Con la risoluzione approvata dal Consiglio di sicurezza – con il voto anche della Francia,della Germania,della Russia e della Cina che si erano opposte alla guerra – Washington e Londra hanno ceduto una parte della propria libertà di manovra in cambio della cooperazione della comunità internazionale nella gestione della crisi. Ma ciò non autorizza all’ottimismo né per un ritorno degli Stati Uniti al multilateralismo né per un loro riavvicinamento alla “vecchi Europa”. Sono anche troppo le ragioni che dividono americani ed europei.

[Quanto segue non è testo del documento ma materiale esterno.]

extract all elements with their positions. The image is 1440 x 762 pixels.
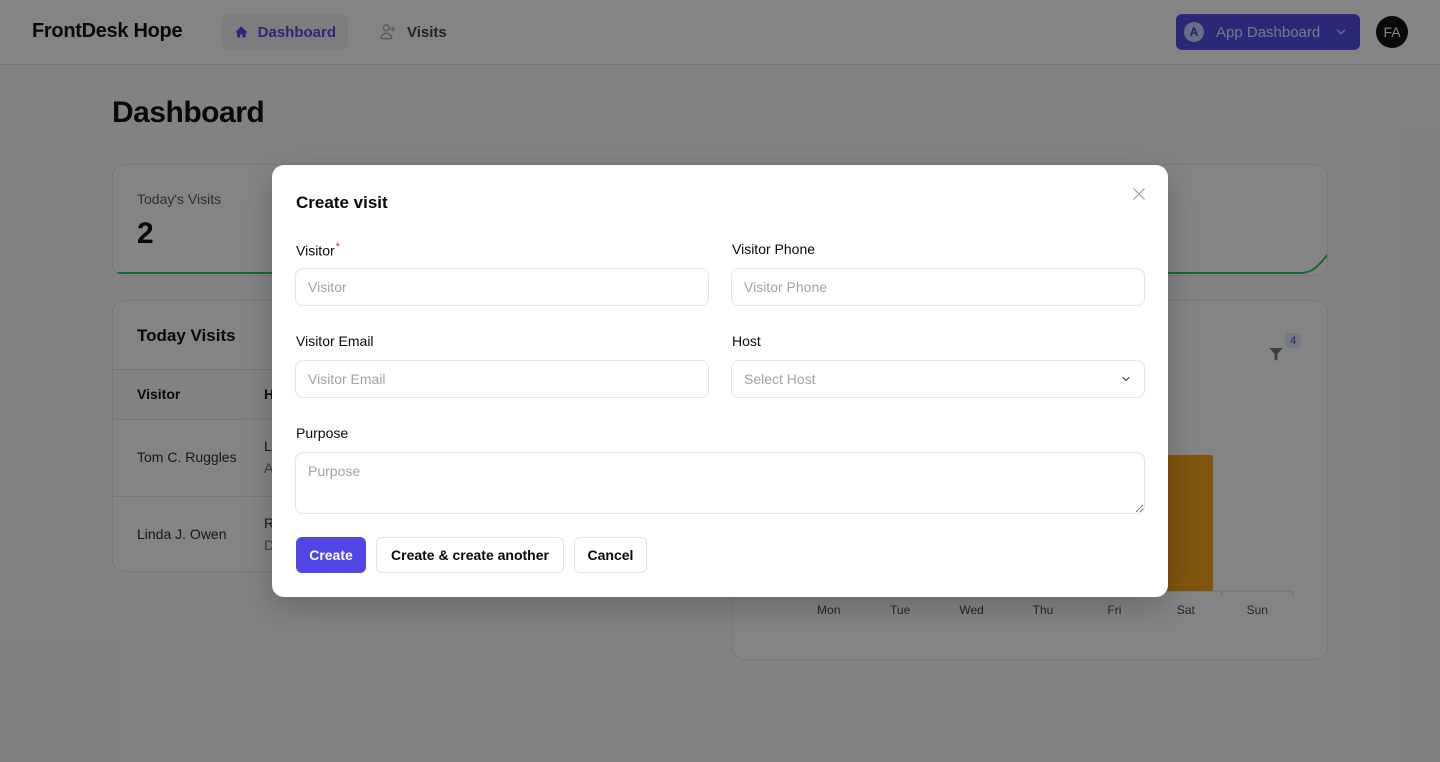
required-marker: * (335, 241, 340, 253)
purpose-label: Purpose (296, 425, 349, 441)
create-and-create-another-button[interactable]: Create & create another (376, 537, 564, 573)
host-select-placeholder: Select Host (744, 371, 816, 387)
visitor-label-text: Visitor (296, 242, 335, 259)
create-visit-modal: Create visit Visitor* Visitor Phone Visi… (272, 165, 1168, 597)
host-select[interactable]: Select Host (731, 360, 1145, 398)
visitor-label: Visitor* (296, 241, 340, 259)
chevron-down-icon (1122, 376, 1130, 382)
create-button[interactable]: Create (296, 537, 366, 573)
visitor-email-input[interactable] (295, 360, 709, 398)
close-icon (1133, 188, 1145, 200)
visitor-input[interactable] (295, 268, 709, 306)
visitor-phone-input[interactable] (731, 268, 1145, 306)
host-label: Host (732, 333, 761, 349)
visitor-email-label: Visitor Email (296, 333, 374, 349)
close-modal-button[interactable] (1128, 183, 1150, 205)
visitor-phone-label: Visitor Phone (732, 241, 816, 257)
cancel-button[interactable]: Cancel (574, 537, 647, 573)
purpose-textarea[interactable] (295, 452, 1145, 514)
modal-title: Create visit (296, 193, 388, 212)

L’11 settembre – ha scritto Timothy Gordon Ash – è stato un altro di quei momenti storici che definiscono la natura di certe circostanze e l’identità degli attori che ne sono coinvolti,”in cui l’Europa non si è lasciata definire”. Lo aveva scritto l’Herald Tribune:”Ciò che gli europei non comprendono è quanto l’America sia cambiata dall’11settembre”. L’ha ribadito il segretario generale della Nato,George Robertson:”Se vogliamo assicurarci che gli Stati Uniti non vadano né verso l’unilateralismo né verso l’isolazionismo,tutti i Paesi europei devono dimostrare una nuova disponibilità a sviluppare efficaci capacità di gestione delle crisi”. Ma,anche dopo l’approvazione all’Onu della nuova risoluzione,la freddezza del presidente francese,Chirac,per un possibile coinvolgimento della Nato in Iraq sembra confermare il giudizio del senatore americano Richard Lugar:malgrado i suoi indubitabili successi passati,l’Alleanza atlantica resta marginale rispetto alle nuove questioni sull’agenda internazionale.

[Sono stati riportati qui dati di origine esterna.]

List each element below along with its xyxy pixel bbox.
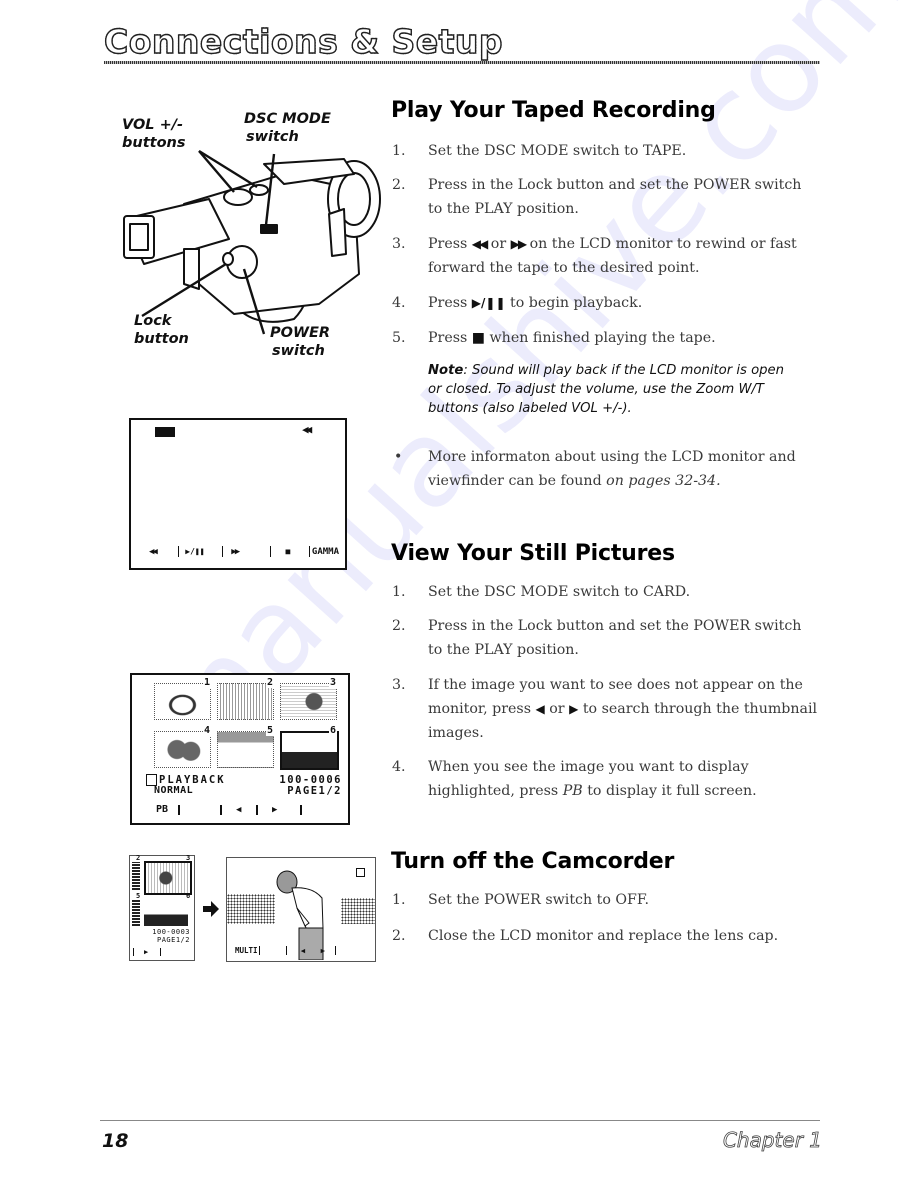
- lcd-thumbnail-controls: PB ◀ ▶: [156, 804, 302, 815]
- thumbnail-6[interactable]: [280, 731, 339, 770]
- page-indicator: PAGE1/2: [156, 936, 190, 944]
- lcd-tape-controls: ◀◀ ▶/❚❚ ▶▶ ■ GAMMA: [149, 546, 339, 557]
- previous-icon: ◀: [535, 702, 545, 716]
- thumb-number: 6: [186, 892, 191, 900]
- lcd-full-screen: MULTI ◀ ▶: [226, 857, 376, 962]
- thumbnail-number: 2: [266, 677, 275, 688]
- header-rule: [104, 61, 820, 64]
- separator: [133, 948, 134, 956]
- section-heading-play-taped: Play Your Taped Recording: [391, 98, 716, 123]
- lcd-small-thumbnail-screen: 2 3 5 6 100-0003 PAGE1/2 ▶: [129, 854, 195, 961]
- thumbnail-partial: [132, 862, 140, 890]
- fast-forward-button[interactable]: ▶▶: [231, 547, 256, 557]
- separator: [270, 546, 272, 557]
- thumbnail-number: 4: [203, 725, 212, 736]
- separator: [222, 546, 224, 557]
- next-button[interactable]: ▶: [144, 948, 160, 956]
- page-reference: on pages 32-34.: [606, 473, 721, 489]
- thumbnail-selected: [144, 861, 192, 895]
- separator: [285, 946, 287, 955]
- step-item: 4. When you see the image you want to di…: [392, 759, 757, 799]
- camcorder-diagram: VOL +/- buttons DSC MODE switch Lock button…: [104, 104, 384, 374]
- stop-button[interactable]: ■: [285, 547, 302, 556]
- card-icon: [356, 868, 365, 877]
- lcd-thumbnail-screen: 123456 PLAYBACK NORMAL 100-0006 PAGE1/2 …: [130, 673, 350, 825]
- rewind-indicator-icon: ◀◀: [302, 423, 312, 436]
- thumb-number: 3: [186, 854, 191, 862]
- power-switch-label: POWER switch: [270, 325, 331, 359]
- separator: [308, 546, 310, 557]
- thumbnail-sailboat: [144, 900, 188, 926]
- separator: [178, 546, 180, 557]
- note-label: Note: [428, 363, 464, 378]
- fast-forward-icon: ▶▶: [510, 237, 528, 251]
- next-icon: ▶: [569, 702, 579, 716]
- play-pause-icon: ▶/❚❚: [471, 296, 506, 310]
- separator: [160, 948, 161, 956]
- stop-icon: ■: [471, 330, 486, 346]
- thumbnail-partial: [132, 900, 140, 926]
- chapter-title: Connections & Setup: [103, 21, 504, 61]
- page-number: 18: [102, 1130, 129, 1152]
- background-trees-right: [341, 898, 375, 924]
- separator: [334, 946, 336, 955]
- thumbnail-number: 5: [266, 725, 275, 736]
- page-indicator: PAGE1/2: [287, 785, 342, 797]
- thumbnail-5[interactable]: [217, 731, 274, 768]
- separator: [178, 804, 180, 815]
- thumbnail-4[interactable]: [154, 731, 211, 768]
- lcd-tape-playback-screen: ◀◀ ◀◀ ▶/❚❚ ▶▶ ■ GAMMA: [129, 418, 347, 570]
- step-item: 2. Close the LCD monitor and replace the …: [392, 928, 779, 944]
- separator: [220, 804, 222, 815]
- next-button[interactable]: ▶: [321, 946, 335, 955]
- arrow-right-icon: [203, 901, 219, 917]
- battery-icon: [155, 427, 175, 437]
- gamma-button[interactable]: GAMMA: [312, 547, 339, 557]
- footer-rule: [100, 1120, 820, 1121]
- thumb-number: 5: [136, 892, 141, 900]
- thumbnail-number: 1: [203, 677, 212, 688]
- multi-button[interactable]: MULTI: [235, 946, 258, 955]
- section-heading-turn-off: Turn off the Camcorder: [391, 849, 675, 874]
- vol-buttons-label: VOL +/- buttons: [122, 117, 186, 151]
- thumb-number: 2: [136, 854, 141, 862]
- step-item: 4. Press ▶/❚❚ to begin playback.: [392, 295, 643, 311]
- step-item: 1. Set the POWER switch to OFF.: [392, 892, 650, 908]
- pb-reference: PB: [562, 783, 583, 799]
- thumbnail-1[interactable]: [154, 683, 211, 720]
- previous-button[interactable]: ◀: [301, 946, 321, 955]
- previous-button[interactable]: ◀: [236, 805, 256, 815]
- section-heading-view-still: View Your Still Pictures: [391, 541, 675, 566]
- step-item: 5. Press ■ when finished playing the tap…: [392, 330, 716, 346]
- thumbnail-3[interactable]: [280, 683, 337, 720]
- step-item: 2. Press in the Lock button and set the P…: [392, 177, 802, 217]
- lock-button-label: Lock button: [134, 313, 189, 347]
- separator: [256, 804, 258, 815]
- dsc-mode-switch-label: DSC MODE switch: [244, 111, 331, 145]
- footer-chapter-label: Chapter 1: [722, 1128, 823, 1153]
- thumbnail-number: 3: [329, 677, 338, 688]
- play-pause-button[interactable]: ▶/❚❚: [185, 547, 214, 556]
- separator: [258, 946, 260, 955]
- separator: [300, 804, 302, 815]
- step-item: 3. Press ◀◀ or ▶▶ on the LCD monitor to …: [392, 236, 797, 276]
- thumbnail-2[interactable]: [217, 683, 274, 720]
- pb-button[interactable]: PB: [156, 804, 178, 815]
- lcd-full-controls: MULTI ◀ ▶: [235, 946, 336, 955]
- rewind-button[interactable]: ◀◀: [149, 547, 172, 557]
- bullet-item: • More informaton about using the LCD mo…: [394, 449, 796, 489]
- rewind-icon: ◀◀: [471, 237, 489, 251]
- playback-normal-label: NORMAL: [154, 785, 194, 796]
- thumbnail-number: 6: [329, 725, 338, 736]
- step-item: 2. Press in the Lock button and set the P…: [392, 618, 802, 658]
- step-item: 1. Set the DSC MODE switch to CARD.: [392, 584, 691, 600]
- step-item: 3. If the image you want to see does not…: [392, 677, 818, 741]
- lcd-small-controls: ▶: [133, 948, 161, 956]
- next-button[interactable]: ▶: [272, 805, 300, 815]
- file-number: 100-0003: [152, 928, 190, 936]
- note: Note: Sound will play back if the LCD mo…: [428, 363, 784, 416]
- step-item: 1. Set the DSC MODE switch to TAPE.: [392, 143, 687, 159]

Quanto,poi,all’unilateralismo,è davvero ingenua la convinzione di molti ambienti europei,fra i quali la nostra sinistra,che gli Stati Uniti tornerebbero al multilateralismo solo che alla casa Bianca arrivasse il democratico John F.Kerry e ne fossero allontanate le “teste d’uovo” neo-conservatrici che mal consiglierebbero Bush. L’unilateralismo americano ha radici antiche e motivazioni attuali. Le radici antiche affondano nell’incapacità degli Usa-dal lontano rifiuto della Società delle Nazioni a quelli recenti della Corte internazionale di giustizia e del Protocollo di Kyoto sull’ambiente-di conciliare la vocazione a promuovere regole e istituzioni internazionali con la volontà di lasciarsi poi coinvolgere da quelle stesse regole e da quelle stesse istituzioni. Le motivazioni attuali riguardano la convinzione – che,prima di Bush,era di Clinton – che,dopo la dissoluzione dell’Unione Sovietica,l’ordine internazionale abbia più una natura egemonica che multilaterale,cosche,-come ha detto Rumsfeld-“non siano le coalizioni a stabilire i termini della missione,ma che si debba lasciare alla missione di determinare le coalizioni”.
E qui si innesta un altro motivo di divisione:da un lato,l’inclinazione degli europei a costruire istituzioni comuni e sopranazionali;dall’altro,la gelosa difesa,da parte degli americani,della propria sovranità e la diffidenza per istituzioni che la condizionino e la limitino. Del resto,- e questo è,secondo Michael E. Cox,un altro motivo di divisione-“a)il divario di capacità militare sta ampliandosi invece di ridursi;b)il fatto che il divario aumenti comporta che i Paesi europei non solo avranno meno influenza sugli Stati Uniti,ma che questi ultimi prenderanno l’Europa meno sul serio”.